Chip stocks have remained near all-time highs on the narrative of insatiable AI demand, but technical analysis suggests this group is maturing in its uptrend.

  • Taiwan Semiconductor (TSM) has encountered resistance at a key overhead level repeatedly. Probability analysis of parallel channel structures suggests the eventual resolution is typically a break to the downside.
  • ASML is returning to a major rising trend line after consolidation, with downside pressure expected as that line is tested.
  • Nvidia is approaching a critical juncture ahead of earnings. A potential head and shoulders pattern is visible on the chart — if the neckline breaks, the measured downside target is approximately $150.

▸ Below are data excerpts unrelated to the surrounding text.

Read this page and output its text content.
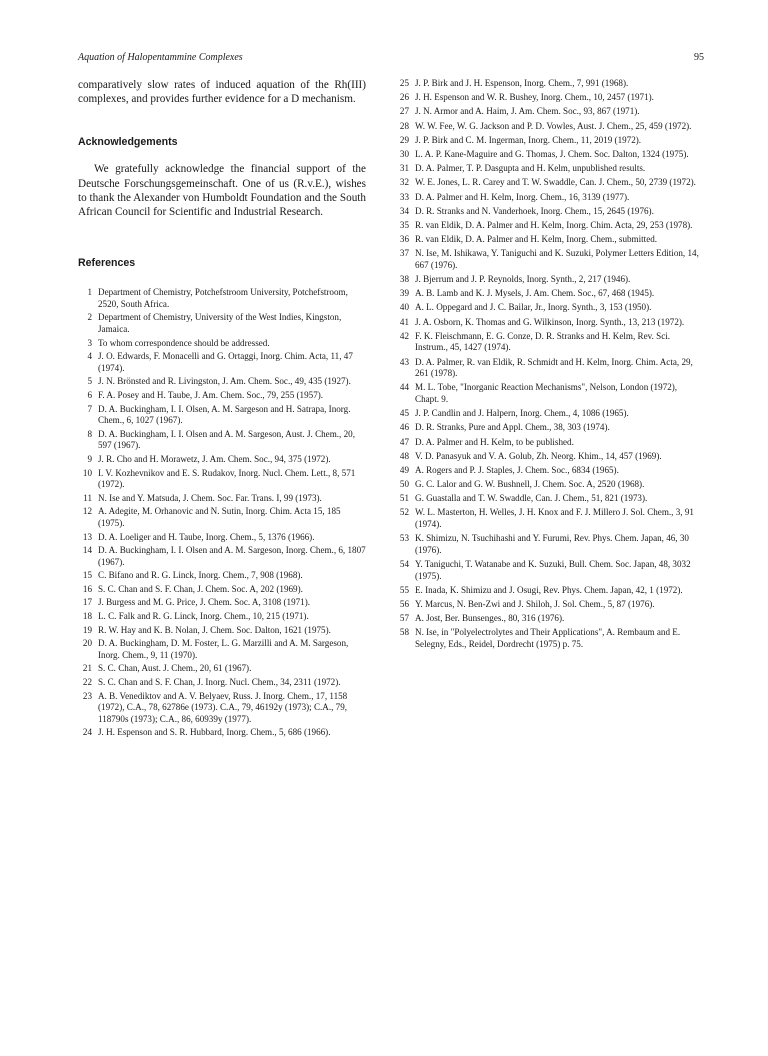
Aquation of Halopentammine Complexes	95

comparatively slow rates of induced aquation of the Rh(III) complexes, and provides further evidence for a D mechanism.

Acknowledgements

We gratefully acknowledge the financial support of the Deutsche Forschungsgemeinschaft. One of us (R.v.E.), wishes to thank the Alexander von Humboldt Foundation and the South African Council for Scientific and Industrial Research.

References
1 Department of Chemistry, Potchefstroom University, Potchefstroom, 2520, South Africa.
2 Department of Chemistry, University of the West Indies, Kingston, Jamaica.
3 To whom correspondence should be addressed.
4 J. O. Edwards, F. Monacelli and G. Ortaggi, Inorg. Chim. Acta, 11, 47 (1974).
5 J. N. Brönsted and R. Livingston, J. Am. Chem. Soc., 49, 435 (1927).
6 F. A. Posey and H. Taube, J. Am. Chem. Soc., 79, 255 (1957).
7 D. A. Buckingham, I. I. Olsen, A. M. Sargeson and H. Satrapa, Inorg. Chem., 6, 1027 (1967).
8 D. A. Buckingham, I. I. Olsen and A. M. Sargeson, Aust. J. Chem., 20, 597 (1967).
9 J. R. Cho and H. Morawetz, J. Am. Chem. Soc., 94, 375 (1972).
10 I. V. Kozhevnikov and E. S. Rudakov, Inorg. Nucl. Chem. Lett., 8, 571 (1972).
11 N. Ise and Y. Matsuda, J. Chem. Soc. Far. Trans. I, 99 (1973).
12 A. Adegite, M. Orhanovic and N. Sutin, Inorg. Chim. Acta 15, 185 (1975).
13 D. A. Loeliger and H. Taube, Inorg. Chem., 5, 1376 (1966).
14 D. A. Buckingham, I. I. Olsen and A. M. Sargeson, Inorg. Chem., 6, 1807 (1967).
15 C. Bifano and R. G. Linck, Inorg. Chem., 7, 908 (1968).
16 S. C. Chan and S. F. Chan, J. Chem. Soc. A, 202 (1969).
17 J. Burgess and M. G. Price, J. Chem. Soc. A, 3108 (1971).
18 L. C. Falk and R. G. Linck, Inorg. Chem., 10, 215 (1971).
19 R. W. Hay and K. B. Nolan, J. Chem. Soc. Dalton, 1621 (1975).
20 D. A. Buckingham, D. M. Foster, L. G. Marzilli and A. M. Sargeson, Inorg. Chem., 9, 11 (1970).
21 S. C. Chan, Aust. J. Chem., 20, 61 (1967).
22 S. C. Chan and S. F. Chan, J. Inorg. Nucl. Chem., 34, 2311 (1972).
23 A. B. Venediktov and A. V. Belyaev, Russ. J. Inorg. Chem., 17, 1158 (1972), C.A., 78, 62786e (1973). C.A., 79, 46192y (1973); C.A., 79, 118790s (1973); C.A., 86, 60939y (1977).
24 J. H. Espenson and S. R. Hubbard, Inorg. Chem., 5, 686 (1966).
25 J. P. Birk and J. H. Espenson, Inorg. Chem., 7, 991 (1968).
26 J. H. Espenson and W. R. Bushey, Inorg. Chem., 10, 2457 (1971).
27 J. N. Armor and A. Haim, J. Am. Chem. Soc., 93, 867 (1971).
28 W. W. Fee, W. G. Jackson and P. D. Vowles, Aust. J. Chem., 25, 459 (1972).
29 J. P. Birk and C. M. Ingerman, Inorg. Chem., 11, 2019 (1972).
30 L. A. P. Kane-Maguire and G. Thomas, J. Chem. Soc. Dalton, 1324 (1975).
31 D. A. Palmer, T. P. Dasgupta and H. Kelm, unpublished results.
32 W. E. Jones, L. R. Carey and T. W. Swaddle, Can. J. Chem., 50, 2739 (1972).
33 D. A. Palmer and H. Kelm, Inorg. Chem., 16, 3139 (1977).
34 D. R. Stranks and N. Vanderhoek, Inorg. Chem., 15, 2645 (1976).
35 R. van Eldik, D. A. Palmer and H. Kelm, Inorg. Chim. Acta, 29, 253 (1978).
36 R. van Eldik, D. A. Palmer and H. Kelm, Inorg. Chem., submitted.
37 N. Ise, M. Ishikawa, Y. Taniguchi and K. Suzuki, Polymer Letters Edition, 14, 667 (1976).
38 J. Bjerrum and J. P. Reynolds, Inorg. Synth., 2, 217 (1946).
39 A. B. Lamb and K. J. Mysels, J. Am. Chem. Soc., 67, 468 (1945).
40 A. L. Oppegard and J. C. Bailar, Jr., Inorg. Synth., 3, 153 (1950).
41 J. A. Osborn, K. Thomas and G. Wilkinson, Inorg. Synth., 13, 213 (1972).
42 F. K. Fleischmann, E. G. Conze, D. R. Stranks and H. Kelm, Rev. Sci. Instrum., 45, 1427 (1974).
43 D. A. Palmer, R. van Eldik, R. Schmidt and H. Kelm, Inorg. Chim. Acta, 29, 261 (1978).
44 M. L. Tobe, "Inorganic Reaction Mechanisms", Nelson, London (1972), Chapt. 9.
45 J. P. Candlin and J. Halpern, Inorg. Chem., 4, 1086 (1965).
46 D. R. Stranks, Pure and Appl. Chem., 38, 303 (1974).
47 D. A. Palmer and H. Kelm, to be published.
48 V. D. Panasyuk and V. A. Golub, Zh. Neorg. Khim., 14, 457 (1969).
49 A. Rogers and P. J. Staples, J. Chem. Soc., 6834 (1965).
50 G. C. Lalor and G. W. Bushnell, J. Chem. Soc. A, 2520 (1968).
51 G. Guastalla and T. W. Swaddle, Can. J. Chem., 51, 821 (1973).
52 W. L. Masterton, H. Welles, J. H. Knox and F. J. Millero J. Sol. Chem., 3, 91 (1974).
53 K. Shimizu, N. Tsuchihashi and Y. Furumi, Rev. Phys. Chem. Japan, 46, 30 (1976).
54 Y. Taniguchi, T. Watanabe and K. Suzuki, Bull. Chem. Soc. Japan, 48, 3032 (1975).
55 E. Inada, K. Shimizu and J. Osugi, Rev. Phys. Chem. Japan, 42, 1 (1972).
56 Y. Marcus, N. Ben-Zwi and J. Shiloh, J. Sol. Chem., 5, 87 (1976).
57 A. Jost, Ber. Bunsenges., 80, 316 (1976).
58 N. Ise, in "Polyelectrolytes and Their Applications", A. Rembaum and E. Selegny, Eds., Reidel, Dordrecht (1975) p. 75.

Beyond AI-specific chips, memory and NAND-related names face a longer-term structural risk. These chips are not proprietary, and Chinese manufacturers are scaling production aggressively. The historical analog is the solar industry, where a Chinese manufacturing surge collapsed global pricing within a few years. A similar dynamic could suppress margins across non-proprietary semiconductor names over time.


Tactical Framework: The Pairs Trade

The near-term opportunity can be framed as a pairs trade: short the extended chip names while accumulating oversold software names for a technical bounce. Chip stocks appear vulnerable to a 10–20% pullback in the near term. Nvidia, given its stronger market position, represents a more moderate scenario of 10–20% downside from current levels, with greater risk in non-proprietary names.

Wednesday's Nvidia earnings report is the key near-term catalyst. The question is not whether results are strong — they are expected to be — but whether they exceed already elevated consensus estimates. A result that merely meets expectations could disappoint a market pricing in perfection.


Conclusion

The current environment rewards technical discipline over directional conviction. The S&P 500's rounded top argues for index-level caution, while within AI, a rotation appears to be forming — oversold software names reaching levels where probabilities favor relief, and extended chip stocks showing signs of distribution near resistance. As always, identifying where the thesis fails is as important as understanding where it succeeds. The charts continue to guide the process.


This article is intended for informational and educational purposes only and does not constitute financial advice. All trading involves risk. Past performance is not indicative of future results. Trading involves substantial risk. All content is for educational purposes only and should not be considered financial advice or recommendations to buy or sell any asset.